Tennessee Lawmakers Introduce Bill To Allow Fathers To Veto Abortions

A bill introduced in the Tennessee General Assembly this week would allow a man who gets a woman pregnant to request an injunction barring her from having an abortion. 

The legislation, SB0494 in the Senate and HB1079 in the House, would require a court hearing to be held within 14 days of a petition being filed by the individual seeking an injunction. 

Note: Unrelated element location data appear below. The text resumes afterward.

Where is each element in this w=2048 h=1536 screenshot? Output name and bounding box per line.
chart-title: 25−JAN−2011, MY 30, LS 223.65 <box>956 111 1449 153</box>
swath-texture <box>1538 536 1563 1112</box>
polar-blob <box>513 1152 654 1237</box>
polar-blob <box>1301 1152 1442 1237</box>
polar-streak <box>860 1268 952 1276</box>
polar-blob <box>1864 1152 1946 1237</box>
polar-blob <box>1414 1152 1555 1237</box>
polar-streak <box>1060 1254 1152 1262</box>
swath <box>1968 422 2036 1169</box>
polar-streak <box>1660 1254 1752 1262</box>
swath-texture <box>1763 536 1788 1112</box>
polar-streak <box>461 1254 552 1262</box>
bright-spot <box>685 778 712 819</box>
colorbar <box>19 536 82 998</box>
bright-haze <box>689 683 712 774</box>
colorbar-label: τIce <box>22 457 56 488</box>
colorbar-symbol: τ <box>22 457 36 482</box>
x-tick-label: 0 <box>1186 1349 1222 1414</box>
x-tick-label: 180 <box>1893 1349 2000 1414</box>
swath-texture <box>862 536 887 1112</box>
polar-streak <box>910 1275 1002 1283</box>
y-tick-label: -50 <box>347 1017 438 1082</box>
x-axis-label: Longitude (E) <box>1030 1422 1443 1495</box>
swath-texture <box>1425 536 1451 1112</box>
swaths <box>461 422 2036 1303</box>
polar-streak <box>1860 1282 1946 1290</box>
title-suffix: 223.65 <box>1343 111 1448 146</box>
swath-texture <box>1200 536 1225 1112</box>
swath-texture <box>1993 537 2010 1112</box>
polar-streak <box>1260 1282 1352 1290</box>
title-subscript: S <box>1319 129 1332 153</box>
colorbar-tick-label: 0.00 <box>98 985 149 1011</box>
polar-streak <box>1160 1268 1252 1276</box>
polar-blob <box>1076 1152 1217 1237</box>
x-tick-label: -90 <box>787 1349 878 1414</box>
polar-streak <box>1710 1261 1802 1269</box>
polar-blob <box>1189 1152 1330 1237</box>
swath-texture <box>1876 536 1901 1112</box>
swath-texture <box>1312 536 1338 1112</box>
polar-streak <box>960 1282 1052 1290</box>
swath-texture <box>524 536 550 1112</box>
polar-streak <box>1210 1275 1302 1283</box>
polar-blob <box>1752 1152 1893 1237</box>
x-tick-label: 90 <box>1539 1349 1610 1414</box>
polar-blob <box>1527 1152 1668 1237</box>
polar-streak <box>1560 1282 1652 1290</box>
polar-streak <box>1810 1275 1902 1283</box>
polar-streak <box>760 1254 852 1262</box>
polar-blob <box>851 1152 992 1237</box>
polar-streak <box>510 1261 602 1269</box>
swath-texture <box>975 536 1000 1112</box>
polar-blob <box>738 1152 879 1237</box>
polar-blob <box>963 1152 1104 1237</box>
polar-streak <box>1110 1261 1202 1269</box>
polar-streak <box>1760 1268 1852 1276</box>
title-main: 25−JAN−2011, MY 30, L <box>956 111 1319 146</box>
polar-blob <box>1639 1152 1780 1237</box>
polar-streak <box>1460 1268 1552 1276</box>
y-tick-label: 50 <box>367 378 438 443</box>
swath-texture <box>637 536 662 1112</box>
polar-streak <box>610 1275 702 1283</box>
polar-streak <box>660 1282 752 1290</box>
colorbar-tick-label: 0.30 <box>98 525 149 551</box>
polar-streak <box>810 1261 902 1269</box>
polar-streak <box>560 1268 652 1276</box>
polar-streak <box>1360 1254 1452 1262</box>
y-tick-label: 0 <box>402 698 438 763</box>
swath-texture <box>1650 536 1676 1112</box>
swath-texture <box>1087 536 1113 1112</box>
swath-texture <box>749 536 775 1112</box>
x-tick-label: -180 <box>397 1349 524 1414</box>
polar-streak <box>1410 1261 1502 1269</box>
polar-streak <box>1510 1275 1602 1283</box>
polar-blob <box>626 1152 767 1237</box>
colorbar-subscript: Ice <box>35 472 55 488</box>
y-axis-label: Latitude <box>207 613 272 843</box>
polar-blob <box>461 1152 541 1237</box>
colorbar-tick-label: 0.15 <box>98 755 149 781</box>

At the hearing, if the man can prove that he is the biological father and that there is a “reasonable probability” that the woman would obtain an abortion, the court shall issue an injunction prohibiting her from terminating the pregnancy. Proof of parenthood requires only that the petitioner acknowledges paternity. A DNA test is not required. 

If the woman violates the injunction by obtaining an abortion, the court may hold her in civil or criminal contempt. There are no exceptions for rape or incest. 

The legislation was sponsored by state Sen. Mark Pody (R) and state Rep. Jerry Sexton (R). 

If enacted into law, the measure is likely to be found unconstitutional. In the 1992 Planned Parenthood v. Casey decision, the Supreme Court struck down a state requirement that a woman notify her husband before she sought an abortion. 

Similar efforts to allow fathers to veto abortions in other states have been unsuccessful. In 2014, a Missouri legislator introduced a bill that would have required doctors to receive “written, notarized consent” prior to performing an abortion from the man who got the woman pregnant. The bill did not receive a vote. 

Last summer, Tennessee passed a sweeping anti-abortion bill outlawing abortion once a doctor can detect cardiac activity in an embryo, which typically happens about six weeks into a pregnancy ― before most people would know they are pregnant. The measure was promptly blocked in court.

“This is an unconstitutional, insulting, and dangerous bill,” Francie Hunt, executive director of Tennessee Advocates for Planned Parenthood, said in a statement. “Nobody should have the power to make health care decisions for someone else — not a judge, a partner, and certainly not a rapist regardless of paternity.

“The priorities of Tennessee’s politicians are drastically out of step with constituents struggling through the coronavirus pandemic. The legislature needs to stop trying to distract the public from their leadership failures with increasingly stigmatizing abortion restrictions.”